Produce structured findings Claude Code can act on directly:

```
## File: [filepath]

### [Line X-Y]: [Brief title]
**Severity**: Critical|Major|Minor|Nitpick
**Category**: Correctness|Security|Performance|Testing|Documentation|Architecture

**Issue**: [Clear description of the problem]

**Current code**:
[relevant code snippet]

**Suggested fix**:
[corrected code snippet]

**Rationale**: [Why this change improves the code]

---
```

Group findings by file, ordered by severity (Critical first).

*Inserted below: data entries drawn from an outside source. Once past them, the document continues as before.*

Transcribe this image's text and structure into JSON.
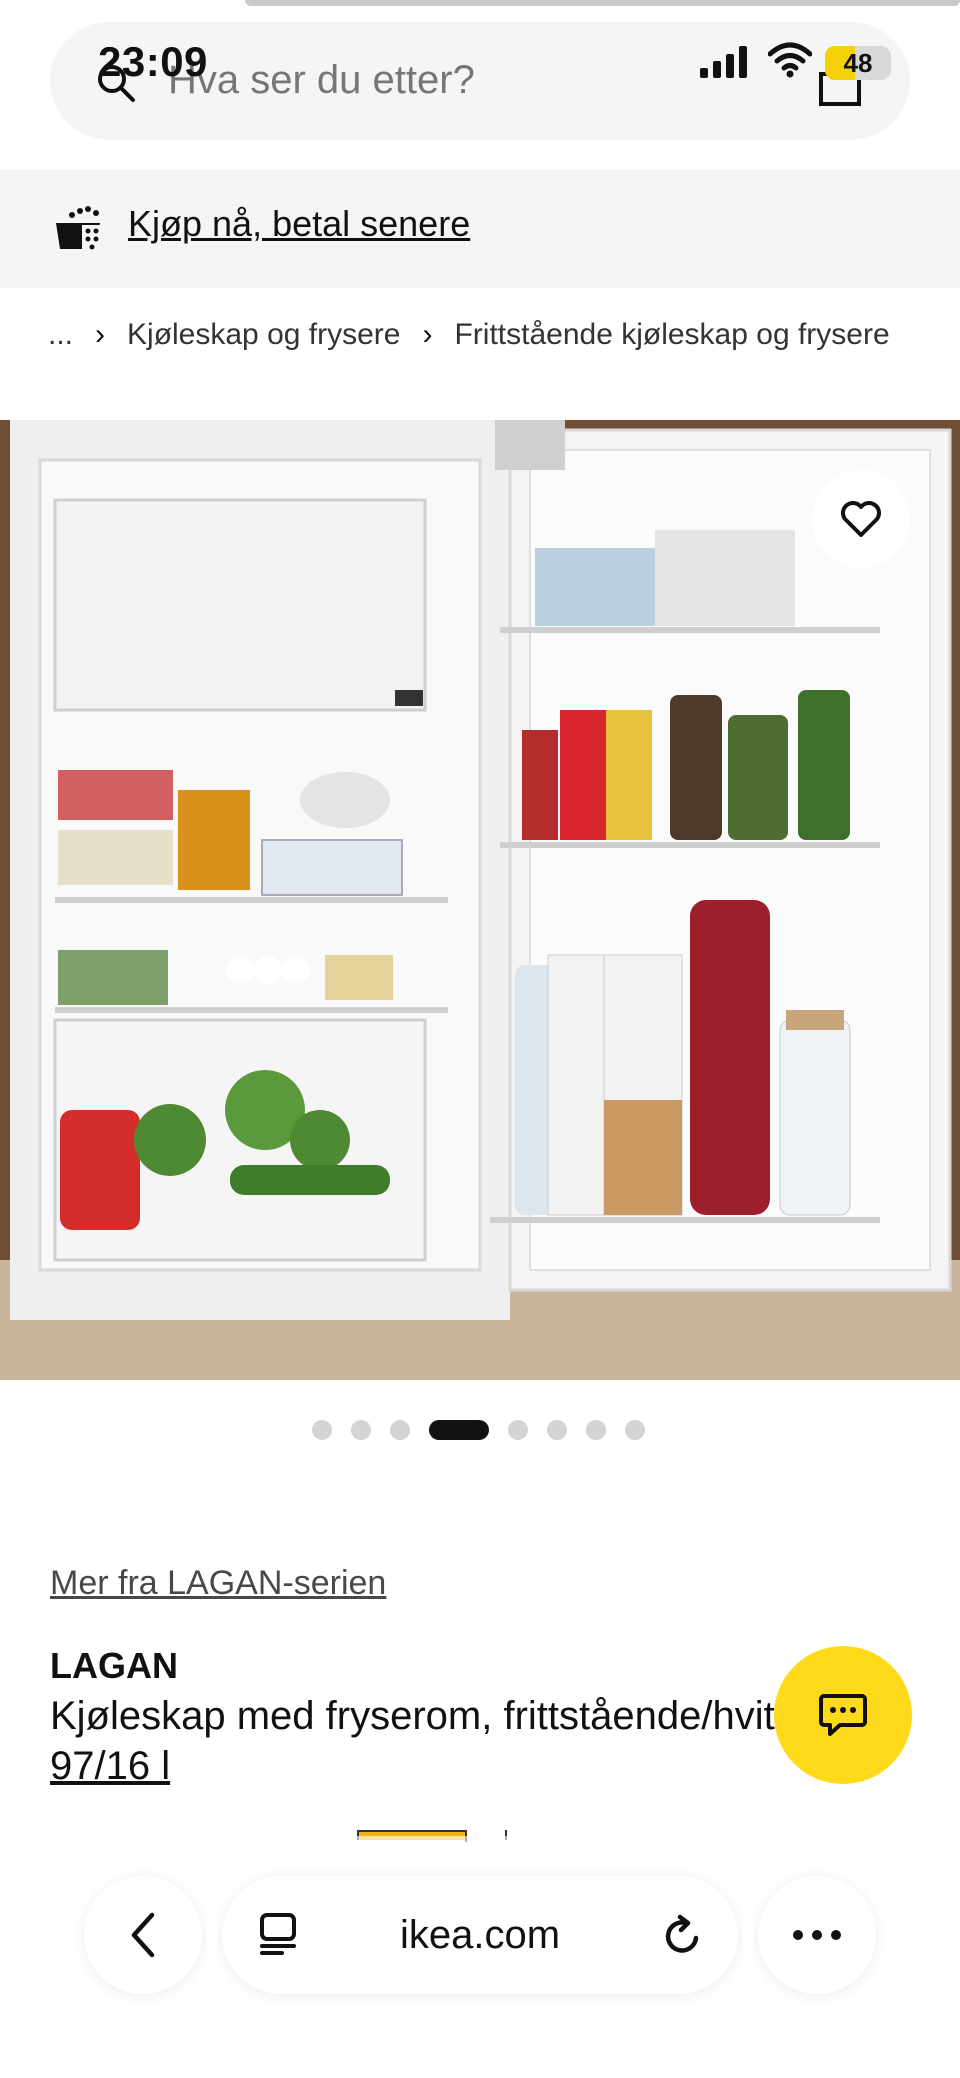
{
  "status_bar": {
    "time": "23:09",
    "battery": "48"
  },
  "search": {
    "placeholder": "Hva ser du etter?"
  },
  "banner": {
    "text": "Kjøp nå, betal senere"
  },
  "breadcrumb": {
    "ellipsis": "...",
    "items": [
      "Kjøleskap og frysere",
      "Frittstående kjøleskap og frysere"
    ]
  },
  "gallery": {
    "total_images": 8,
    "active_index": 4
  },
  "product": {
    "series_link": "Mer fra LAGAN-serien",
    "name": "LAGAN",
    "description": "Kjøleskap med fryserom, frittstående/hvit",
    "volume": "97/16 l"
  },
  "browser": {
    "url": "ikea.com"
  },
  "colors": {
    "accent_yellow": "#ffda1a",
    "battery_yellow": "#f5d10a",
    "text": "#111111"
  }
}
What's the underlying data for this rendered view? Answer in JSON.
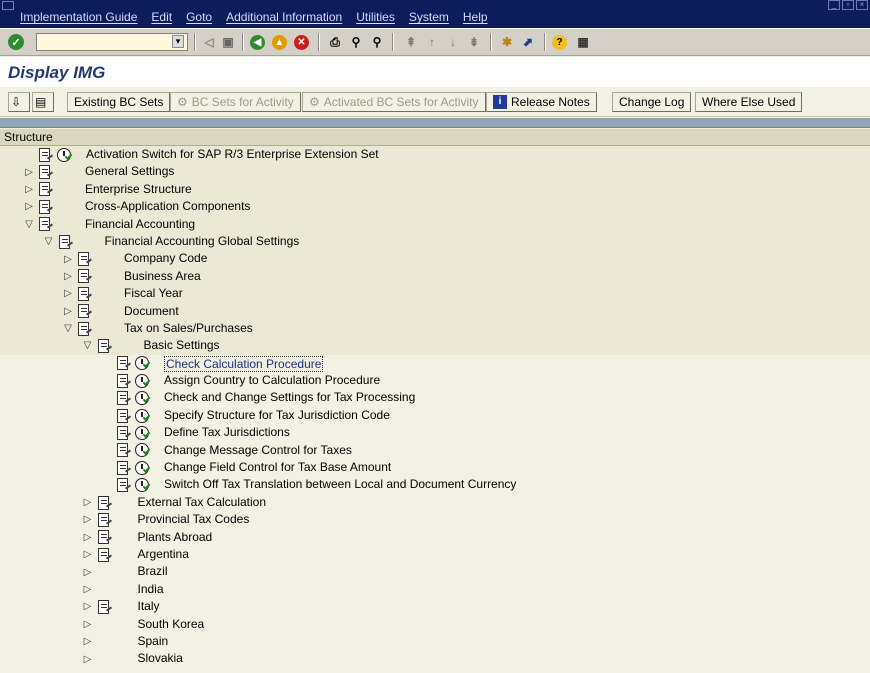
{
  "menubar": {
    "items": [
      "Implementation Guide",
      "Edit",
      "Goto",
      "Additional Information",
      "Utilities",
      "System",
      "Help"
    ]
  },
  "toolbar": {
    "command_value": ""
  },
  "title": "Display IMG",
  "app_toolbar": {
    "buttons": [
      {
        "label": "Existing BC Sets",
        "enabled": true
      },
      {
        "label": "BC Sets for Activity",
        "enabled": false
      },
      {
        "label": "Activated BC Sets for Activity",
        "enabled": false
      },
      {
        "label": "Release Notes",
        "enabled": true
      },
      {
        "label": "Change Log",
        "enabled": true
      },
      {
        "label": "Where Else Used",
        "enabled": true
      }
    ]
  },
  "structure": {
    "header": "Structure",
    "rows": [
      {
        "label": "Activation Switch for SAP R/3 Enterprise Extension Set",
        "level": 0,
        "expander": "none",
        "doc": true,
        "clock": true
      },
      {
        "label": "General Settings",
        "level": 0,
        "expander": "collapsed",
        "doc": true,
        "clock": false
      },
      {
        "label": "Enterprise Structure",
        "level": 0,
        "expander": "collapsed",
        "doc": true,
        "clock": false
      },
      {
        "label": "Cross-Application Components",
        "level": 0,
        "expander": "collapsed",
        "doc": true,
        "clock": false
      },
      {
        "label": "Financial Accounting",
        "level": 0,
        "expander": "expanded",
        "doc": true,
        "clock": false
      },
      {
        "label": "Financial Accounting Global Settings",
        "level": 1,
        "expander": "expanded",
        "doc": true,
        "clock": false
      },
      {
        "label": "Company Code",
        "level": 2,
        "expander": "collapsed",
        "doc": true,
        "clock": false
      },
      {
        "label": "Business Area",
        "level": 2,
        "expander": "collapsed",
        "doc": true,
        "clock": false
      },
      {
        "label": "Fiscal Year",
        "level": 2,
        "expander": "collapsed",
        "doc": true,
        "clock": false
      },
      {
        "label": "Document",
        "level": 2,
        "expander": "collapsed",
        "doc": true,
        "clock": false
      },
      {
        "label": "Tax on Sales/Purchases",
        "level": 2,
        "expander": "expanded",
        "doc": true,
        "clock": false
      },
      {
        "label": "Basic Settings",
        "level": 3,
        "expander": "expanded",
        "doc": true,
        "clock": false
      },
      {
        "label": "Check Calculation Procedure",
        "level": 4,
        "expander": "none",
        "doc": true,
        "clock": true,
        "selected": true
      },
      {
        "label": "Assign Country to Calculation Procedure",
        "level": 4,
        "expander": "none",
        "doc": true,
        "clock": true
      },
      {
        "label": "Check and Change Settings for Tax Processing",
        "level": 4,
        "expander": "none",
        "doc": true,
        "clock": true
      },
      {
        "label": "Specify Structure for Tax Jurisdiction Code",
        "level": 4,
        "expander": "none",
        "doc": true,
        "clock": true
      },
      {
        "label": "Define Tax Jurisdictions",
        "level": 4,
        "expander": "none",
        "doc": true,
        "clock": true
      },
      {
        "label": "Change Message Control for Taxes",
        "level": 4,
        "expander": "none",
        "doc": true,
        "clock": true
      },
      {
        "label": "Change Field Control for Tax Base Amount",
        "level": 4,
        "expander": "none",
        "doc": true,
        "clock": true
      },
      {
        "label": "Switch Off Tax Translation between Local and Document Currency",
        "level": 4,
        "expander": "none",
        "doc": true,
        "clock": true
      },
      {
        "label": "External Tax Calculation",
        "level": 3,
        "expander": "collapsed",
        "doc": true,
        "clock": false,
        "text_indent": true
      },
      {
        "label": "Provincial Tax Codes",
        "level": 3,
        "expander": "collapsed",
        "doc": true,
        "clock": false,
        "text_indent": true
      },
      {
        "label": "Plants Abroad",
        "level": 3,
        "expander": "collapsed",
        "doc": true,
        "clock": false,
        "text_indent": true
      },
      {
        "label": "Argentina",
        "level": 3,
        "expander": "collapsed",
        "doc": true,
        "clock": false,
        "text_indent": true
      },
      {
        "label": "Brazil",
        "level": 3,
        "expander": "collapsed",
        "doc": false,
        "clock": false,
        "text_indent": true
      },
      {
        "label": "India",
        "level": 3,
        "expander": "collapsed",
        "doc": false,
        "clock": false,
        "text_indent": true
      },
      {
        "label": "Italy",
        "level": 3,
        "expander": "collapsed",
        "doc": true,
        "clock": false,
        "text_indent": true
      },
      {
        "label": "South Korea",
        "level": 3,
        "expander": "collapsed",
        "doc": false,
        "clock": false,
        "text_indent": true
      },
      {
        "label": "Spain",
        "level": 3,
        "expander": "collapsed",
        "doc": false,
        "clock": false,
        "text_indent": true
      },
      {
        "label": "Slovakia",
        "level": 3,
        "expander": "collapsed",
        "doc": false,
        "clock": false,
        "text_indent": true
      }
    ]
  }
}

#### Output 2: REVIEW.md Human Summary

Write to `REVIEW.md` in the project root:

```markdown
# Code Review Summary

**Reviewed**: [files/scope]
**Depth**: Quick|Standard|Deep
**Date**: [timestamp]

## Overview

[2-3 sentence summary of overall code quality and key concerns]

## Findings by Severity

### Critical ([count])
- [one-line summary with file:line reference]

### Major ([count])
- [one-line summary with file:line reference]

### Minor ([count])
- [one-line summary with file:line reference]

### Nitpicks ([count])
- [one-line summary with file:line reference]

## Category Breakdown

| Category | Critical | Major | Minor | Nitpick |
|----------|----------|-------|-------|---------|
| Correctness | X | X | X | X |
| Security | X | X | X | X |
| Performance | X | X | X | X |
| Testing | X | X | X | X |
| Documentation | X | X | X | X |
| Architecture | X | X | X | X |

## Recommendations

[Prioritized list of recommended actions]

## Positive Observations

[Things done well - important for balanced feedback]
```

### 9. Iterate on Critical/Major Issues

After generating outputs:
1. **Use context7 to verify fix approaches** before implementing
2. If user confirms, apply fixes for Critical and Major issues
3. Re-review changed code to verify fixes don't introduce new issues
4. Update REVIEW.md with resolution status

**REMINDER**: Use context7 to look up correct API usage before suggesting or implementing any code changes.